Für eine vertiefte Gemeinschaft verschiedener, aber miteinander versöhnter Kirchen und gegen eine christlichen „Einheitstrip“ hat sich die Superintendentin des Evangelischen Kirchenkreises Solingen, Dr. Ilka Werner, ausgesprochen. In ihrem Festvortrag beim diesjährigen Neujahrsempfang des Katholischen Stadtdekanats Solingen hob die Theologin das gute alltägliche Zusammenleben in „ökumenischer Geschwisterschaft“ der beiden großen christlichen Konfessionen in Solingen hervor: „Wir sind in großer Selbstverständlichkeit miteinander auf dem Weg“.

Gleichwohl würden die weiter bestehenden Trennungen etwa bei Eucharistie und Abendmahl von vielen als schmerzhaft erlebt. Einer Überwindung der bestehenden Unterschiede zugunsten einer christlichen Einheitskirche erteilte Werner trotzdem eine Absage. Sie warb stattdessen für eine versöhnte Vielfalt unterschiedlicher Kirchen, „die sich gegenseitig schätzen und respektieren, die voneinander lernen und sich gegenseitig ermahnen, die nicht eins werden, aber sich nach enger Gemeinschaft sehnen“. So könne man das gemeinsame Erbe der Reformation für die zentralen Aufgaben der heutigen Gesellschaft fruchtbar machen: eine demokratische Gestaltung des Zusammenlebens verschiedener Kulturen, Religionen und Weltauffassungen, die Vielfalt zulässt und trotzdem den gesellschaftlichen Zusammenhalt wahrt.

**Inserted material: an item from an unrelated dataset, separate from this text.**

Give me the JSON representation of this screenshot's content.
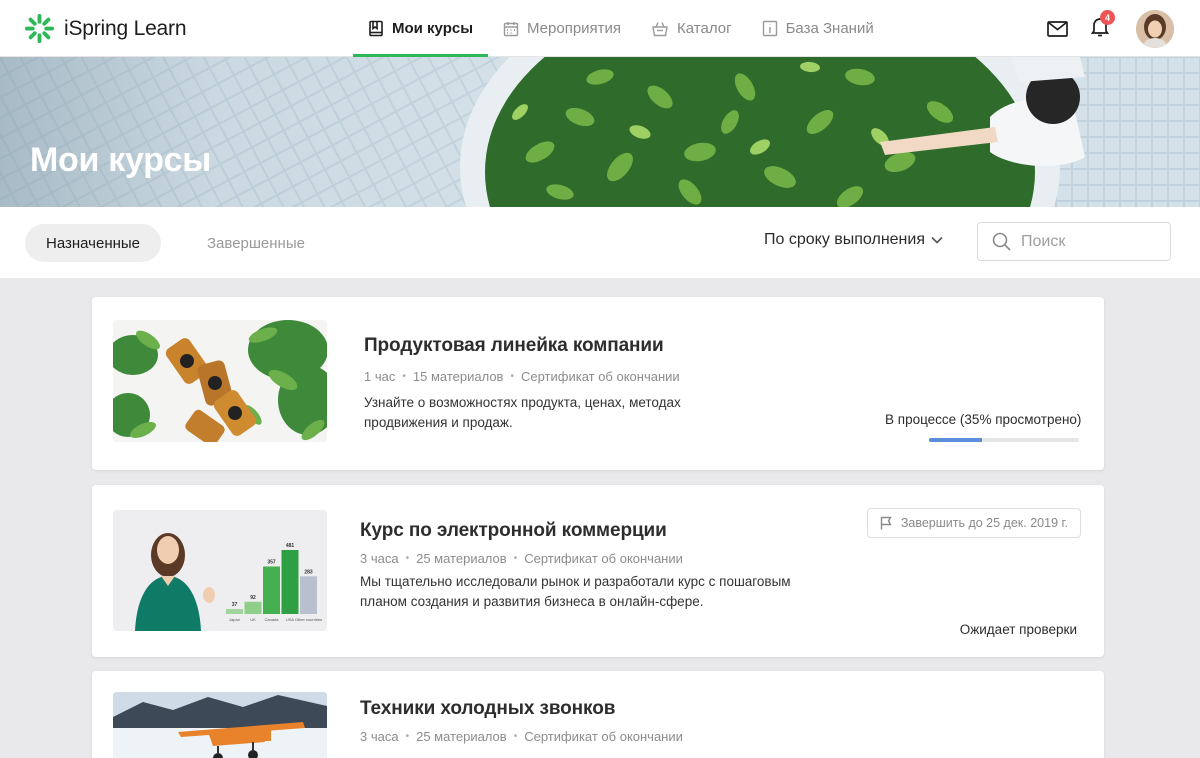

Als verschiedene, aber versöhnte Kirchen könne es gelingen „Kirche mit anderen und für die Welt zu sein“. Die Solinger Superintendentin warb dafür, auf andere Konfessionen und Religionen zuzugehen und Menschen aus dem sozialen Abseits stärker in den Mittelpunkt zu stellen. „Wir leben in einer Zeit, in der Barmherzigkeit aus der Mode kommt, weil viele meinen, selbst zu kurz gekommen zu sein“, stellte Ilka Werner vor den etwa 100 geladenen Gästen fest. Mit großer Sorge sehe sie darum auf die vereinfachenden Lösungen der rechten Parteien, „die Hass gegen Einzelne oder Menschengruppen schüren“. Allen, die meinten, „sich von der Nächstenliebe lossagen zu können, müssen wir widersprechen“, betonte Werner besonders mit Blick auf die bevorstehenden Wahlkämpfe.

Der Neujahrsempfang des Katholischen Stadtdekanats Solingen findet jedes Jahr im Januar mit geladenen Gästen aus Politik, Kirchen und Kultur statt. In diesem Jahr hielt aus Anlass des 500-jährigen Reformationsjubiläums die evangelische Superintendentin Dr. Ilka Werner den Gastvortrag unter dem Titel „Versöhnte Kirchen – ökumenische Perspektiven in Solingen“. Zu Beginn hatten die Superintendentin und der kommissarische Stadtdechant Monsignore Heinz-Peter Teller gemeinsam eine ökumenische Andacht gehalten.